Over the past several years we have observed ever-increasing quantities of data being processed within public clouds. Cloud promises to provide solutions to some of the limitations of conventional single, multi-purpose clusters offering hyperscale storage, which is decoupled from elastic, on-demand compute; and allowing data to be shared between on-demand provisioned processing engines such as Hive, Spark, Impala, etc.
But to fulfill this promise one needs to solve several technical challenges – simple resource allocation, cross-cluster metadata sharing, common authorization framework. Without comprehensive answers to these questions, the challenges of single cluster model are simply duplicated inside a public cloud environment.
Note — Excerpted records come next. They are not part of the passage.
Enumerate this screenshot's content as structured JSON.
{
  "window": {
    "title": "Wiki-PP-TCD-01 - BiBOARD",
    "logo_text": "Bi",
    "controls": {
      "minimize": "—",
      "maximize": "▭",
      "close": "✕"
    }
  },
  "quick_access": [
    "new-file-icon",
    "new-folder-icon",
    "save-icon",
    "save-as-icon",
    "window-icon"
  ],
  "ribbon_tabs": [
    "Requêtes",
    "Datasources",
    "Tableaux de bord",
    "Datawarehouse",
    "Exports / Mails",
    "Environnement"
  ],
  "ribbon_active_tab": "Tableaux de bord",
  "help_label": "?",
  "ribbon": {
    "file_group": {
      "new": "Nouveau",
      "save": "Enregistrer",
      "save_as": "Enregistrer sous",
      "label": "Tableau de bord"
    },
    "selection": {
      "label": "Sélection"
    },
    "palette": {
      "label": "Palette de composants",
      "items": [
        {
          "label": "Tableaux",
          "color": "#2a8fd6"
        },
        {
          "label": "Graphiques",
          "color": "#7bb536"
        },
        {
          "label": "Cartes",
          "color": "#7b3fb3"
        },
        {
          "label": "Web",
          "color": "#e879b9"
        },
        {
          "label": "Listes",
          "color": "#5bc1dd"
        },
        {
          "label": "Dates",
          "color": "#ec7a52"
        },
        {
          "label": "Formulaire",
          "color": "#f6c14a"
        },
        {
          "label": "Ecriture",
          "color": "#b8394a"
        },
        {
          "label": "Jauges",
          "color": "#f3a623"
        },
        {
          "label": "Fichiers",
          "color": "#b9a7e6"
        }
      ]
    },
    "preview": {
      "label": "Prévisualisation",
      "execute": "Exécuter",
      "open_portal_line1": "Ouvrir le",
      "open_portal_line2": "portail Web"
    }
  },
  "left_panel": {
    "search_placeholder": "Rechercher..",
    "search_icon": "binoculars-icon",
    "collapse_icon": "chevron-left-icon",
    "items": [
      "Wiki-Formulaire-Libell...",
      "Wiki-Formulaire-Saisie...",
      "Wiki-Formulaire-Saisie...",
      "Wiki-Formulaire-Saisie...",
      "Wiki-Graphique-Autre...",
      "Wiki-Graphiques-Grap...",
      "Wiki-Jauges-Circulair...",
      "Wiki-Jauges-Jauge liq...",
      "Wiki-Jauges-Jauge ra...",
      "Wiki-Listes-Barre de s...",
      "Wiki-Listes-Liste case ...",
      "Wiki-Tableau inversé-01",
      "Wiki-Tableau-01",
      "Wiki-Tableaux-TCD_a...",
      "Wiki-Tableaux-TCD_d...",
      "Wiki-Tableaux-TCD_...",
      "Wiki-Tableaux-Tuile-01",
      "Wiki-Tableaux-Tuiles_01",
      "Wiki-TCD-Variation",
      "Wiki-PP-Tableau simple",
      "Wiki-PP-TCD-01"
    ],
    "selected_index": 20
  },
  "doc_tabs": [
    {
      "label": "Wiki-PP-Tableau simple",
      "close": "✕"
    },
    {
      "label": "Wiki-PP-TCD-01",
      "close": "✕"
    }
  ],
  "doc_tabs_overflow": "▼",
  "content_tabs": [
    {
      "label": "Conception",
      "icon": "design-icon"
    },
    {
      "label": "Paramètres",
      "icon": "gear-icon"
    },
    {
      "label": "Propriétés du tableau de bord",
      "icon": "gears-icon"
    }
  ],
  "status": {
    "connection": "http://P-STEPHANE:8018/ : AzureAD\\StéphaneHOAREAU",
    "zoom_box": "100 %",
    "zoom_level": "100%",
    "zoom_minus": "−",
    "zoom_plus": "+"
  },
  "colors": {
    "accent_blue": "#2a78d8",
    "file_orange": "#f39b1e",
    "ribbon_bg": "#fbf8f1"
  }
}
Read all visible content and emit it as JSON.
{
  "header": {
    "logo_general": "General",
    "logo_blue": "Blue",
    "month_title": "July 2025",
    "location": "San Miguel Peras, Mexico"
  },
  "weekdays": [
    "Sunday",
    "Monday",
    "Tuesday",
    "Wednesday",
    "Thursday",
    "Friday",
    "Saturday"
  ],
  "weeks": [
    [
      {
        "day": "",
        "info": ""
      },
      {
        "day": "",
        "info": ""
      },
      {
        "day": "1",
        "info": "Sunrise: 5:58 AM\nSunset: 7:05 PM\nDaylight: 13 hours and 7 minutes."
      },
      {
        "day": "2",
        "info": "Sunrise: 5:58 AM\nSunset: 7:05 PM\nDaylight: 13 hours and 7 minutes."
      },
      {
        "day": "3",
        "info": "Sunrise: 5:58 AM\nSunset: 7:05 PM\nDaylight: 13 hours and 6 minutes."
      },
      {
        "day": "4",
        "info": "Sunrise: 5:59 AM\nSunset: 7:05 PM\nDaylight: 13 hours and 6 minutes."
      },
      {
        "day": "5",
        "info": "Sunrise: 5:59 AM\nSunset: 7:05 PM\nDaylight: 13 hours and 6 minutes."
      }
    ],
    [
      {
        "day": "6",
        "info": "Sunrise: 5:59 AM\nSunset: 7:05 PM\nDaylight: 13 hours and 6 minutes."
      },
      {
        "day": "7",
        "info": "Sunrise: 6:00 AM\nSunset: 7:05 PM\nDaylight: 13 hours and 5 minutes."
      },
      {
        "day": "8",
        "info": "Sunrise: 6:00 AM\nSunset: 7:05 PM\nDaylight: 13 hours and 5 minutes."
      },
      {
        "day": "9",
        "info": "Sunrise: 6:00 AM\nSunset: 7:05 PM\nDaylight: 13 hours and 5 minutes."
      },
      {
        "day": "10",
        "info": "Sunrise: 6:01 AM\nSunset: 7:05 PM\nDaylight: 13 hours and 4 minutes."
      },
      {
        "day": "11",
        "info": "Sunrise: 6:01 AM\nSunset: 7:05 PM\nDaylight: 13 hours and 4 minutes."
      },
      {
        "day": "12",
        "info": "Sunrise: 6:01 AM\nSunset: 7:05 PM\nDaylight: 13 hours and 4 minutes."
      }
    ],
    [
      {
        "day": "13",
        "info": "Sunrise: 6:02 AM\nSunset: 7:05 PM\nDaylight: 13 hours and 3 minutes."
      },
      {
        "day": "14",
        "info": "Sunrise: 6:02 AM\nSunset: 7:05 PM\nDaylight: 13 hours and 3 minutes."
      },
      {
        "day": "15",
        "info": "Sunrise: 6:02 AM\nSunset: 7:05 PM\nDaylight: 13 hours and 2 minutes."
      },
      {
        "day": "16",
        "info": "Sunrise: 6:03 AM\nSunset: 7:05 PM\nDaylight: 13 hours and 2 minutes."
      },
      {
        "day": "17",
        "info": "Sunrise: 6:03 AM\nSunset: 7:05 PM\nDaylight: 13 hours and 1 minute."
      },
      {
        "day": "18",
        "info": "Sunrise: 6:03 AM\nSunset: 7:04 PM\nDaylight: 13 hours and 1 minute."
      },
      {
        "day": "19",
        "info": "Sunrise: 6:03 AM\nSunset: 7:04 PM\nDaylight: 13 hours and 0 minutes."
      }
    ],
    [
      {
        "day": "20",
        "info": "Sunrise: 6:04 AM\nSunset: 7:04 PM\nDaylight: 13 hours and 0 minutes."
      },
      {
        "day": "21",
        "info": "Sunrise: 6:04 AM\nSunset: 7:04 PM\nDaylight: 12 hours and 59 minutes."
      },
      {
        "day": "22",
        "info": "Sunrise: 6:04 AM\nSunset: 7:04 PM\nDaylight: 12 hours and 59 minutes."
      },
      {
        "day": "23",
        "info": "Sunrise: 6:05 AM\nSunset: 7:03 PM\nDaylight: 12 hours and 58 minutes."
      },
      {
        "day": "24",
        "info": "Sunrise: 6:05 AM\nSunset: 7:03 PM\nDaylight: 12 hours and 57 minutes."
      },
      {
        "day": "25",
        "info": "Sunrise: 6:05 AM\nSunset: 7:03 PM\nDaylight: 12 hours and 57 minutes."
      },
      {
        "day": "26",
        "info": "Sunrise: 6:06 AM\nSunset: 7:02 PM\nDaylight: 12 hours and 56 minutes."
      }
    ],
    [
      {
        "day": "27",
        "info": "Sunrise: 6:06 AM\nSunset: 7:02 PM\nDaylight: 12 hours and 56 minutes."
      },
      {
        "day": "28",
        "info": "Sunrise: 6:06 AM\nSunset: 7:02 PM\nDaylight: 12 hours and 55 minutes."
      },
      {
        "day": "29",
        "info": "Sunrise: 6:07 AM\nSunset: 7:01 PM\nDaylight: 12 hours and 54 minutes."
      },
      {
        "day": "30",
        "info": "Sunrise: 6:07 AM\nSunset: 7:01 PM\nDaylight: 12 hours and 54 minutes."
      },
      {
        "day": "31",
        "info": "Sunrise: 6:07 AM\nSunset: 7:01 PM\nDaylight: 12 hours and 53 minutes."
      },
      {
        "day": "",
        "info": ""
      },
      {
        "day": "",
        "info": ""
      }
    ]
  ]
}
During our tutorial, we’ll discuss some of the new paradigms that allow one to effectively run production level pipelines with minimal operational overhead and remove the barrier of data discovery, meta-data sharing, and access control. As a part of the deep dive, we will provide a hands-on example of the creation of such pipelines and execution of data processing/data analytic workflows.
Mala Ramakrishnan heads product initiatives for data engineering at Cloudera. She has 17+ years experience in marketing, product management, and software development in organizations of varied sizes that deliver middleware, software security, network optimization, and mobile computing. She holds a Masters in Computer Science from Stanford University. Outside of work, she is a mom of two boys 6 and 9 years of age.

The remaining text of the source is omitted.